The constraints allow up to 270 test cases, so a constant-time solution per case is comfortably within limits. Even if extended to much larger input sizes, the same approach scales linearly without risk.

Test Cases

import sys, io

def run(inp: str) -> str:
    sys.stdin = io.StringIO(inp)
    input = sys.stdin.readline
    
    t = int(input())
    out = []
    for _ in range(t):
        a, b, c = map(int, input().split())
        if a == b:
            out.append(str(c))
        elif a == c:
            out.append(str(b))
        else:
            out.append(str(a))
    return "\n".join(out)

# provided samples
assert run("""10
1 2 2
4 3 4
5 5 6
7 8 8
9 0 9
3 6 3
2 8 2
5 7 7
7 7 5
5 7 5""") == """1
3
6
7
0
6
8
5
5
7"""

# all equal pair in different positions
assert run("1\n2 3 3") == "2"

# pair at start
assert run("1\n9 9 1") == "1"

# pair in middle
assert run("1\n4 7 4") == "7"

# alternating pattern
assert run("3\n0 1 1\n2 2 3\n8 9 8") == "0\n3\n9"
Test input Expected output What it validates
2 3 3 2 pair at end
9 9 1 1 pair at start
4 7 4 7 pair split around middle
mixed batch varies multiple independent cases

Edge Cases

A key edge case is when the equal pair is not adjacent in input order. For example, in 4 7 4, the pair (4, 4) is split around the middle position. The algorithm handles this by first checking a == b, which fails, then checking a == c, which succeeds, correctly identifying b as the unique element.
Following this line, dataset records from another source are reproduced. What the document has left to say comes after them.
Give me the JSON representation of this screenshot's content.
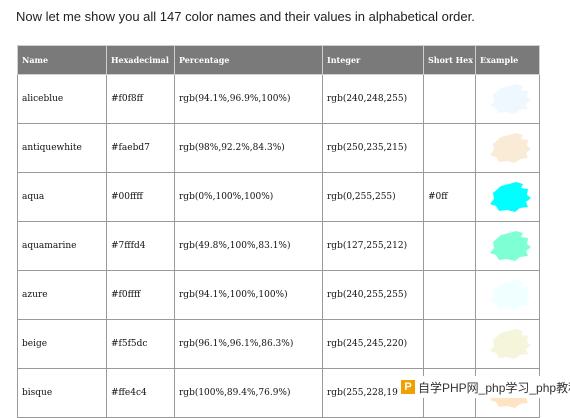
{
  "intro_text": "Now let me show you all 147 color names and their values in alphabetical order.",
  "table": {
    "headers": [
      "Name",
      "Hexadecimal",
      "Percentage",
      "Integer",
      "Short Hex",
      "Example"
    ],
    "rows": [
      {
        "name": "aliceblue",
        "hex": "#f0f8ff",
        "percentage": "rgb(94.1%,96.9%,100%)",
        "integer": "rgb(240,248,255)",
        "short_hex": "",
        "swatch_color": "#f0f8ff"
      },
      {
        "name": "antiquewhite",
        "hex": "#faebd7",
        "percentage": "rgb(98%,92.2%,84.3%)",
        "integer": "rgb(250,235,215)",
        "short_hex": "",
        "swatch_color": "#faebd7"
      },
      {
        "name": "aqua",
        "hex": "#00ffff",
        "percentage": "rgb(0%,100%,100%)",
        "integer": "rgb(0,255,255)",
        "short_hex": "#0ff",
        "swatch_color": "#00ffff"
      },
      {
        "name": "aquamarine",
        "hex": "#7fffd4",
        "percentage": "rgb(49.8%,100%,83.1%)",
        "integer": "rgb(127,255,212)",
        "short_hex": "",
        "swatch_color": "#7fffd4"
      },
      {
        "name": "azure",
        "hex": "#f0ffff",
        "percentage": "rgb(94.1%,100%,100%)",
        "integer": "rgb(240,255,255)",
        "short_hex": "",
        "swatch_color": "#f0ffff"
      },
      {
        "name": "beige",
        "hex": "#f5f5dc",
        "percentage": "rgb(96.1%,96.1%,86.3%)",
        "integer": "rgb(245,245,220)",
        "short_hex": "",
        "swatch_color": "#f5f5dc"
      },
      {
        "name": "bisque",
        "hex": "#ffe4c4",
        "percentage": "rgb(100%,89.4%,76.9%)",
        "integer": "rgb(255,228,196)",
        "short_hex": "",
        "swatch_color": "#ffe4c4"
      }
    ]
  },
  "watermark": {
    "logo_letter": "P",
    "text": "自学PHP网_php学习_php教程"
  }
}
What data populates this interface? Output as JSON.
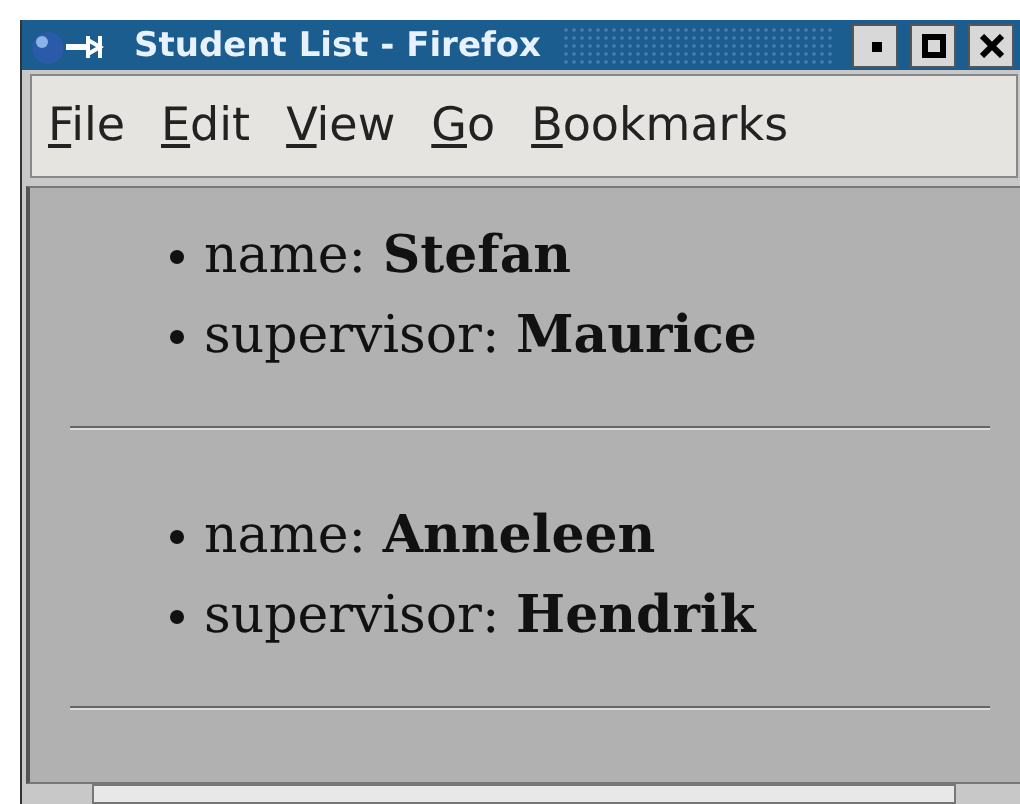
{
  "window": {
    "title": "Student List - Firefox"
  },
  "menu": [
    "File",
    "Edit",
    "View",
    "Go",
    "Bookmarks"
  ],
  "students": [
    {
      "fields": [
        "name: **Stefan**",
        "supervisor: **Maurice**"
      ]
    },
    {
      "fields": [
        "name: **Anneleen**",
        "supervisor: **Hendrik**"
      ]
    }
  ]
}
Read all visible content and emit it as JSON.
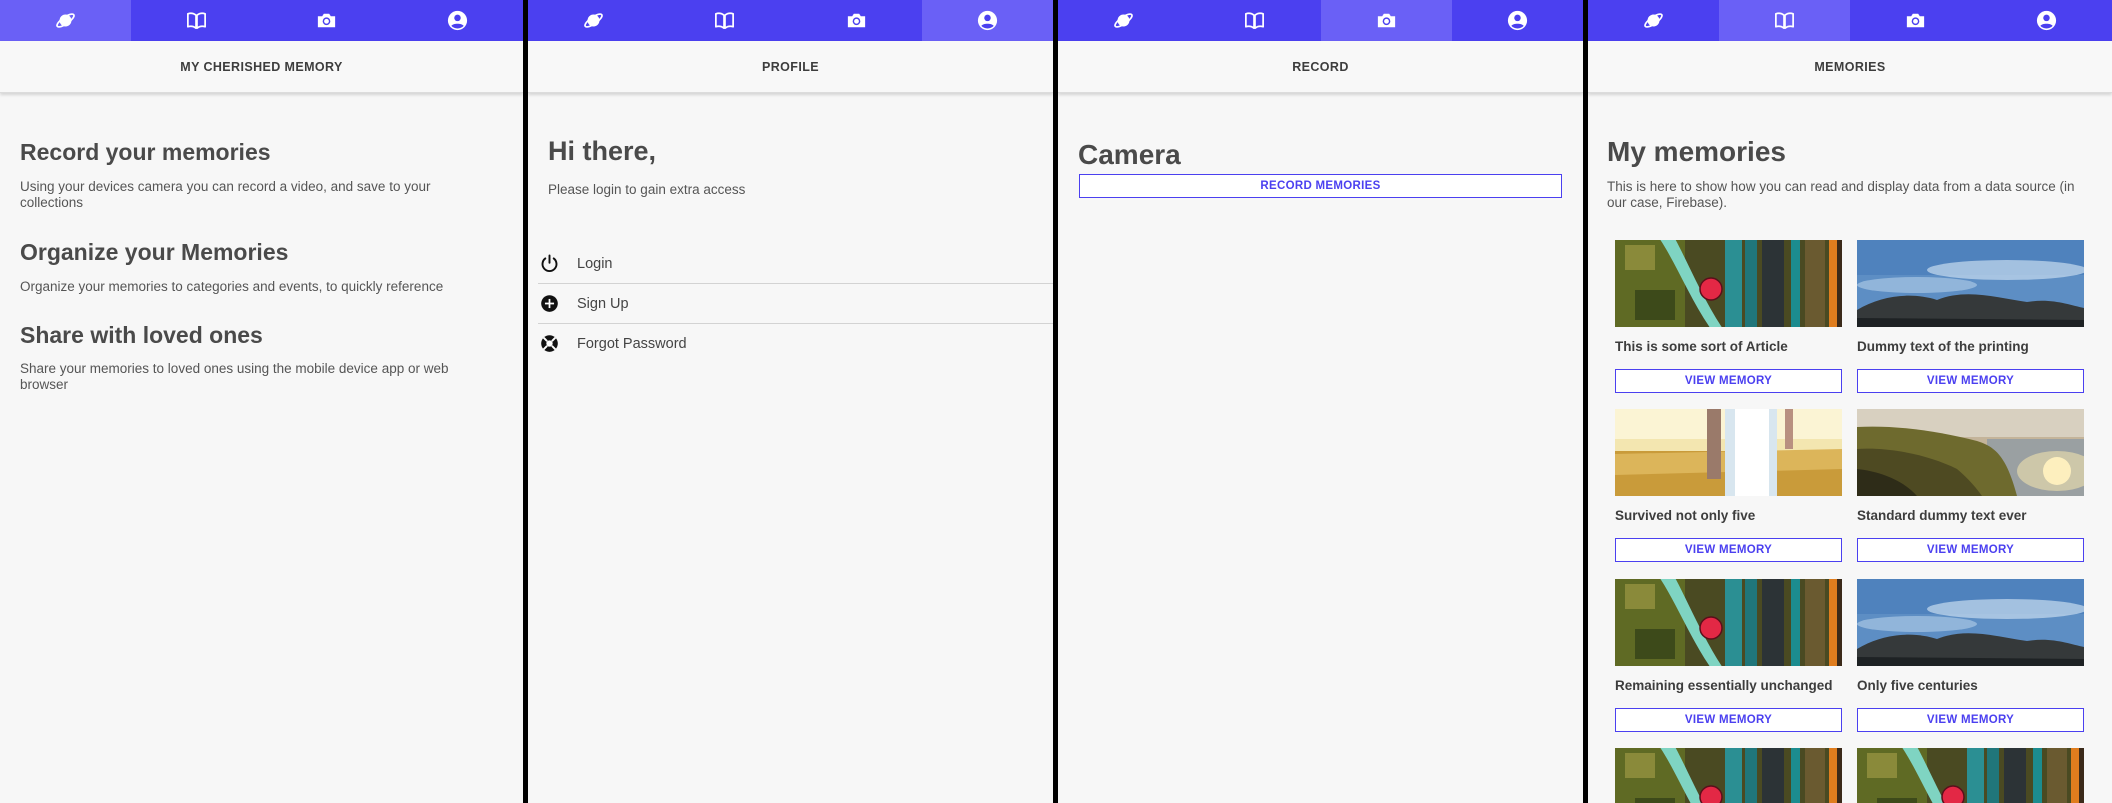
{
  "tab_icons": [
    "planet-icon",
    "book-icon",
    "camera-icon",
    "account-icon"
  ],
  "colors": {
    "primary": "#4b40f0",
    "active_tab": "#6a60f6"
  },
  "home": {
    "title": "MY CHERISHED MEMORY",
    "sections": [
      {
        "heading": "Record your memories",
        "text": "Using your devices camera you can record a video, and save to your collections"
      },
      {
        "heading": "Organize your Memories",
        "text": "Organize your memories to categories and events, to quickly reference"
      },
      {
        "heading": "Share with loved ones",
        "text": "Share your memories to loved ones using the mobile device app or web browser"
      }
    ]
  },
  "profile": {
    "title": "PROFILE",
    "greeting": "Hi there,",
    "subtitle": "Please login to gain extra access",
    "menu": [
      {
        "label": "Login",
        "icon": "power-icon"
      },
      {
        "label": "Sign Up",
        "icon": "add-circle-icon"
      },
      {
        "label": "Forgot Password",
        "icon": "help-buoy-icon"
      }
    ]
  },
  "record": {
    "title": "RECORD",
    "heading": "Camera",
    "button": "RECORD MEMORIES"
  },
  "memories": {
    "title": "MEMORIES",
    "heading": "My memories",
    "subtitle": "This is here to show how you can read and display data from a data source (in our case, Firebase).",
    "button_label": "VIEW MEMORY",
    "items": [
      {
        "title": "This is some sort of Article",
        "image": "bike-image"
      },
      {
        "title": "Dummy text of the printing",
        "image": "sky-image"
      },
      {
        "title": "Survived not only five",
        "image": "field-image"
      },
      {
        "title": "Standard dummy text ever",
        "image": "coast-image"
      },
      {
        "title": "Remaining essentially unchanged",
        "image": "bike-image"
      },
      {
        "title": "Only five centuries",
        "image": "sky-image"
      },
      {
        "title": "",
        "image": "bike-image"
      },
      {
        "title": "",
        "image": "bike-image"
      }
    ]
  }
}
Another case is when the equal pair appears in the first two positions, such as 9 9 1. Here the first condition a == b immediately triggers, and the algorithm outputs c without needing any further checks. This confirms that early exit behavior is safe and does not skip any necessary reasoning.

Finally, in 7 7 5, the structure is identical but with different values. The same invariant holds: exactly one equality pair exists, so the first matching comparison always identifies the correct partition of the triple, ensuring the unique element is returned consistently.